Given the angle $~α~$, we know that point $~P~$ is $~(a\cos α, b\sin α)~$. $($we also know the value of $~α)$
Problem:
What I really want to determine is the coordinates of $~P'~$, which is the point where the line $~OA~$ intersects the ellipse.

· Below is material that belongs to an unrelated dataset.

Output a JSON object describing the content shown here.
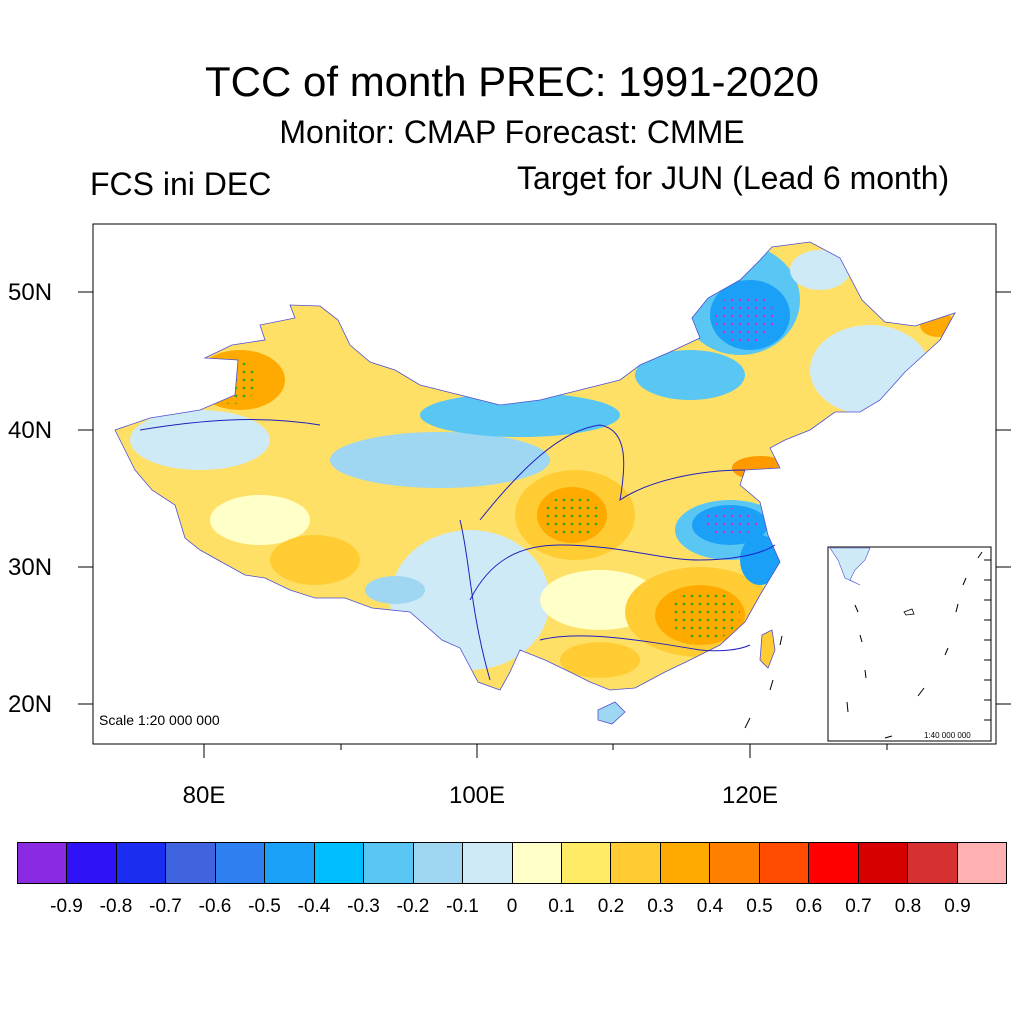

I am not interested in $~P~$. As such, the difficulty I am having is that I want to determine the coordinates of point $~P'~$. $~P'~$'s coordinates will be $~(a\cos(α+β), b\sin(α+β))~$, so the real question becomes: How do I find $~β~$ ?

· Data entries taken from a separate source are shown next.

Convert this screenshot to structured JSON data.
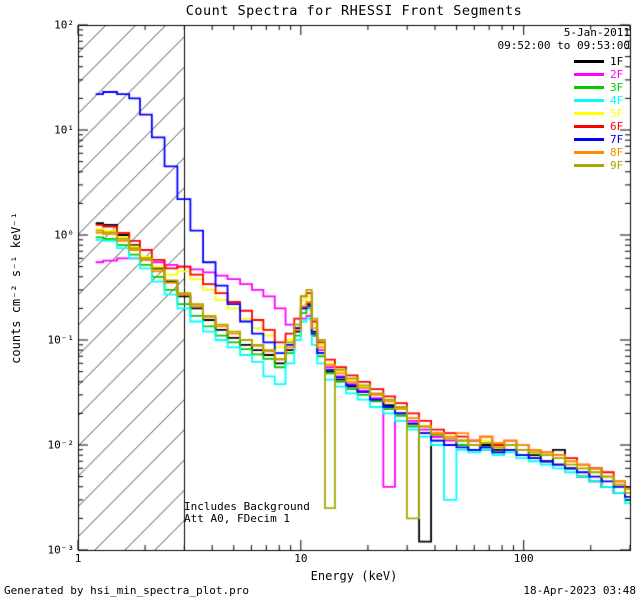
{
  "footer": {
    "left": "Generated by hsi_min_spectra_plot.pro",
    "right": "18-Apr-2023 03:48"
  },
  "chart_data": {
    "type": "line",
    "scale": "log-log",
    "line_style": "step-histogram",
    "title": "Count Spectra for RHESSI Front Segments",
    "date_label": "5-Jan-2011",
    "time_range_label": "09:52:00 to 09:53:00",
    "xlabel": "Energy (keV)",
    "ylabel": "counts cm⁻² s⁻¹ keV⁻¹",
    "xlim": [
      1,
      300
    ],
    "ylim": [
      0.001,
      100
    ],
    "xticks": [
      1,
      10,
      100
    ],
    "ytick_exponents": [
      2,
      1,
      0,
      -1,
      -2,
      -3
    ],
    "hatch_region": {
      "from": 1,
      "to": 3
    },
    "annotations": [
      "Includes Background",
      "Att A0, FDecim 1"
    ],
    "x": [
      1.2,
      1.4,
      1.6,
      1.8,
      2.0,
      2.3,
      2.6,
      3.0,
      3.4,
      3.9,
      4.4,
      5.0,
      5.7,
      6.4,
      7.2,
      8.1,
      9.0,
      9.7,
      10.3,
      10.9,
      11.5,
      12.2,
      13.5,
      15,
      17,
      19,
      22,
      25,
      28,
      32,
      36,
      41,
      47,
      53,
      60,
      68,
      77,
      87,
      99,
      112,
      127,
      144,
      163,
      185,
      210,
      238,
      270,
      300
    ],
    "series": [
      {
        "name": "1F",
        "color": "#000000",
        "y": [
          1.3,
          1.25,
          1.0,
          0.8,
          0.62,
          0.48,
          0.36,
          0.26,
          0.2,
          0.155,
          0.125,
          0.105,
          0.09,
          0.08,
          0.072,
          0.06,
          0.08,
          0.12,
          0.2,
          0.22,
          0.12,
          0.075,
          0.05,
          0.042,
          0.036,
          0.032,
          0.027,
          0.024,
          0.02,
          0.016,
          0.0012,
          0.012,
          0.01,
          0.011,
          0.009,
          0.01,
          0.009,
          0.01,
          0.009,
          0.008,
          0.007,
          0.009,
          0.006,
          0.005,
          0.006,
          0.004,
          0.0035,
          0.003
        ]
      },
      {
        "name": "2F",
        "color": "#ff00ff",
        "y": [
          0.55,
          0.57,
          0.6,
          0.6,
          0.58,
          0.55,
          0.52,
          0.5,
          0.47,
          0.44,
          0.41,
          0.38,
          0.34,
          0.3,
          0.26,
          0.2,
          0.14,
          0.13,
          0.16,
          0.17,
          0.11,
          0.08,
          0.055,
          0.045,
          0.038,
          0.033,
          0.028,
          0.004,
          0.022,
          0.017,
          0.014,
          0.012,
          0.011,
          0.01,
          0.011,
          0.009,
          0.01,
          0.009,
          0.008,
          0.0075,
          0.007,
          0.0065,
          0.006,
          0.005,
          0.0045,
          0.004,
          0.0035,
          0.003
        ]
      },
      {
        "name": "3F",
        "color": "#00cc00",
        "y": [
          0.95,
          0.92,
          0.8,
          0.65,
          0.52,
          0.4,
          0.3,
          0.22,
          0.17,
          0.135,
          0.11,
          0.095,
          0.082,
          0.073,
          0.066,
          0.055,
          0.075,
          0.11,
          0.18,
          0.2,
          0.11,
          0.07,
          0.048,
          0.04,
          0.034,
          0.03,
          0.026,
          0.022,
          0.019,
          0.015,
          0.013,
          0.011,
          0.01,
          0.01,
          0.009,
          0.0095,
          0.0085,
          0.009,
          0.008,
          0.0075,
          0.007,
          0.0065,
          0.006,
          0.005,
          0.0045,
          0.004,
          0.0035,
          0.003
        ]
      },
      {
        "name": "4F",
        "color": "#00ffff",
        "y": [
          0.9,
          0.88,
          0.75,
          0.6,
          0.48,
          0.36,
          0.27,
          0.2,
          0.15,
          0.12,
          0.1,
          0.085,
          0.072,
          0.062,
          0.045,
          0.038,
          0.06,
          0.1,
          0.15,
          0.16,
          0.09,
          0.06,
          0.042,
          0.036,
          0.031,
          0.027,
          0.023,
          0.02,
          0.017,
          0.014,
          0.012,
          0.01,
          0.003,
          0.009,
          0.0085,
          0.009,
          0.008,
          0.0085,
          0.0075,
          0.007,
          0.0065,
          0.006,
          0.0055,
          0.005,
          0.0045,
          0.004,
          0.0035,
          0.0028
        ]
      },
      {
        "name": "5F",
        "color": "#ffff00",
        "y": [
          1.15,
          1.1,
          0.95,
          0.78,
          0.62,
          0.5,
          0.42,
          0.45,
          0.38,
          0.3,
          0.24,
          0.2,
          0.16,
          0.13,
          0.11,
          0.085,
          0.1,
          0.14,
          0.24,
          0.26,
          0.14,
          0.09,
          0.06,
          0.05,
          0.042,
          0.036,
          0.03,
          0.026,
          0.022,
          0.018,
          0.015,
          0.013,
          0.012,
          0.011,
          0.01,
          0.011,
          0.0095,
          0.01,
          0.009,
          0.0085,
          0.008,
          0.0075,
          0.007,
          0.006,
          0.0055,
          0.005,
          0.0042,
          0.0035
        ]
      },
      {
        "name": "6F",
        "color": "#ff0000",
        "y": [
          1.25,
          1.2,
          1.05,
          0.88,
          0.72,
          0.58,
          0.48,
          0.5,
          0.42,
          0.34,
          0.28,
          0.23,
          0.19,
          0.155,
          0.125,
          0.095,
          0.115,
          0.16,
          0.26,
          0.28,
          0.15,
          0.095,
          0.065,
          0.055,
          0.046,
          0.04,
          0.034,
          0.029,
          0.025,
          0.02,
          0.017,
          0.014,
          0.013,
          0.012,
          0.011,
          0.012,
          0.01,
          0.011,
          0.01,
          0.009,
          0.0085,
          0.008,
          0.0075,
          0.0065,
          0.006,
          0.0055,
          0.0045,
          0.004
        ]
      },
      {
        "name": "7F",
        "color": "#0000ff",
        "y": [
          22,
          23,
          22,
          20,
          14,
          8.5,
          4.5,
          2.2,
          1.1,
          0.55,
          0.33,
          0.22,
          0.15,
          0.115,
          0.095,
          0.075,
          0.09,
          0.13,
          0.2,
          0.21,
          0.115,
          0.075,
          0.052,
          0.044,
          0.037,
          0.032,
          0.027,
          0.023,
          0.02,
          0.016,
          0.013,
          0.011,
          0.01,
          0.0095,
          0.009,
          0.0095,
          0.0085,
          0.009,
          0.008,
          0.0075,
          0.007,
          0.0065,
          0.006,
          0.0055,
          0.005,
          0.0045,
          0.004,
          0.0032
        ]
      },
      {
        "name": "8F",
        "color": "#ff8c00",
        "y": [
          1.05,
          1.02,
          0.88,
          0.72,
          0.58,
          0.45,
          0.35,
          0.27,
          0.21,
          0.165,
          0.135,
          0.115,
          0.1,
          0.088,
          0.078,
          0.065,
          0.085,
          0.125,
          0.21,
          0.23,
          0.13,
          0.085,
          0.058,
          0.048,
          0.04,
          0.035,
          0.03,
          0.026,
          0.022,
          0.018,
          0.015,
          0.013,
          0.012,
          0.013,
          0.011,
          0.012,
          0.0105,
          0.011,
          0.01,
          0.009,
          0.0085,
          0.008,
          0.007,
          0.0065,
          0.006,
          0.005,
          0.0045,
          0.0038
        ]
      },
      {
        "name": "9F",
        "color": "#a8a800",
        "y": [
          1.1,
          1.06,
          0.92,
          0.75,
          0.6,
          0.47,
          0.37,
          0.28,
          0.22,
          0.17,
          0.14,
          0.12,
          0.1,
          0.09,
          0.08,
          0.066,
          0.095,
          0.14,
          0.26,
          0.3,
          0.16,
          0.1,
          0.0025,
          0.052,
          0.043,
          0.037,
          0.031,
          0.027,
          0.023,
          0.002,
          0.015,
          0.0125,
          0.0115,
          0.011,
          0.01,
          0.0105,
          0.0095,
          0.01,
          0.009,
          0.0085,
          0.008,
          0.0075,
          0.0065,
          0.006,
          0.0055,
          0.005,
          0.0042,
          0.0035
        ]
      }
    ]
  }
}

Thanks a lot for the help, it really sucks not remembering high school geometry.
Kind regards
The equation of the ellipse is $\quad\left(\frac{x}{a}\right)^2+\left(\frac{y}{b}\right)^2=1$
Let $\rho=|OP'|=\sqrt{x^2+y^2} \quad\begin{cases} x=\rho\cos(\alpha) \\ y=\rho\sin(\alpha) \end{cases}$
$\left(\frac{\rho\cos(\alpha)}{a}\right)^2+\left(\frac{\rho\sin(\alpha)}{b}\right)^2=1$
$|OP'|=\rho=\frac{1}{\sqrt{\left(\frac{\cos(\alpha)}{a}\right)^2+\left(\frac{\sin(\alpha)}{b}\right)^2}}=\frac{ab}{\sqrt{b^2\cos^2(\alpha)+a^2\sin^2(\alpha)}}$
The coordinates of point $P'$ are : $\begin{cases} x=\frac{ab\cos(\alpha)}{\sqrt{b^2\cos^2(\alpha)+a^2\sin^2(\alpha)}} \\ y=\frac{ab\sin(\alpha)}{\sqrt{b^2\cos^2(\alpha)+a^2\sin^2(\alpha)}} \end{cases}$
The abscisses of points $A'$ and $P'$ are the same : $$a\cos(\alpha+\beta)=\frac{ab\cos(\alpha)}{\sqrt{b^2\cos^2(\alpha)+a^2\sin^2(\alpha)}}$$ from which $\beta$ is derived : $$\beta = -\alpha+\cos^{-1}\left(\frac{b\cos(\alpha)}{\sqrt{b^2\cos^2(\alpha)+a^2\sin^2(\alpha)}} \right)$$ Or, on an equivalent form : $$\beta = -\alpha+\cos^{-1}\left(\frac{1}{\sqrt{1+\frac{a^2}{b^2}\tan^2(\alpha)}} \right)$$